CHANLATE. s. f. Terme de Couvreur. Pièce de bois, comme une forte latte, qu’on attache vers le bout des chevrons, & qui saillit hors du mur pour soutenir deux ou trois rangs de tuiles qu’on met ainsi en dehors, pour empêcher que la pluie ne tombe le long du mur, & ne le gâte ; en relevant les tuiles par le bout, en sorte qu’elles jettent l’eau plus loin.

CHANNE, χαννη, Jonston, est un poisson de mer qui ressemble beaucoup à la perche ; sa tête est grèle, son museau pointu, toujours entr’ouvert. On trouve de petites pierres dans sa tête. Son corps est couvert d’écailles minces. On l’appelle hiatula, parce qu’il a toujours le museau ouvert.

☞ CHANNITE ou CHAMPLITE. Petite ville de France en Franche-Comté, aux frontières de la Champagne.

☞ CHANNSI. (les Portugais disent XANSI.) Province qui tient le second rang entre celles de la partie septentrionale de la Chine. Cette Province a cinq villes du premier rang, qui sont autant de Métropoles.
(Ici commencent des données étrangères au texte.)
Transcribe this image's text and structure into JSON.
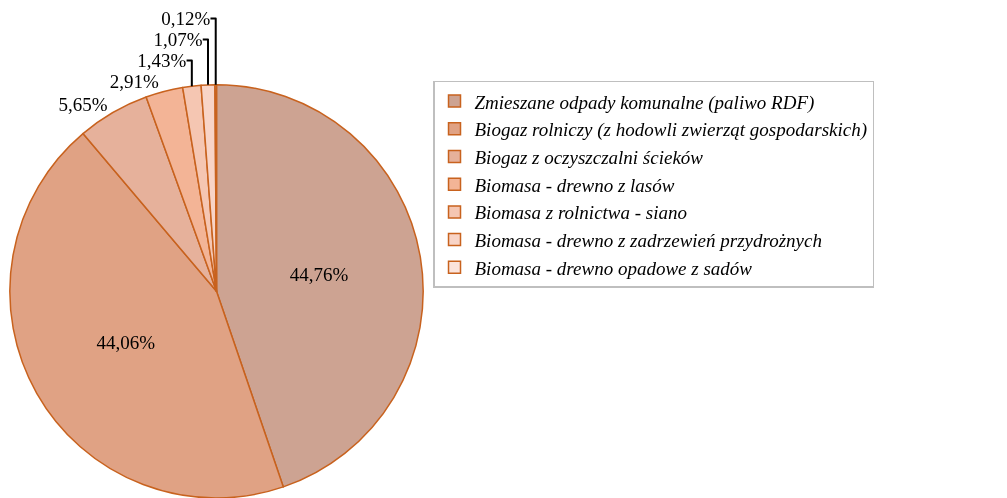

☞ CHANNTON. (chez les Portugais XANTUNG). Province maritime de la Chine dans la partie septentrionale. Elle contient cinq villes métropolitaines. Cette Province abonde en soie, qu’on trouve sur les arbres & dans les campagnes, & que donnent, non des vers à soie qu’on nourrit dans les maisons, mais des vers qui ressemblent à des chenilles. On la trouve étendue en longs filets blancs sur les buissons & sur les arbrisseaux. Elle n’a pas la finesse de l’autre espèce de soie ; mais elle est d’un meilleur user.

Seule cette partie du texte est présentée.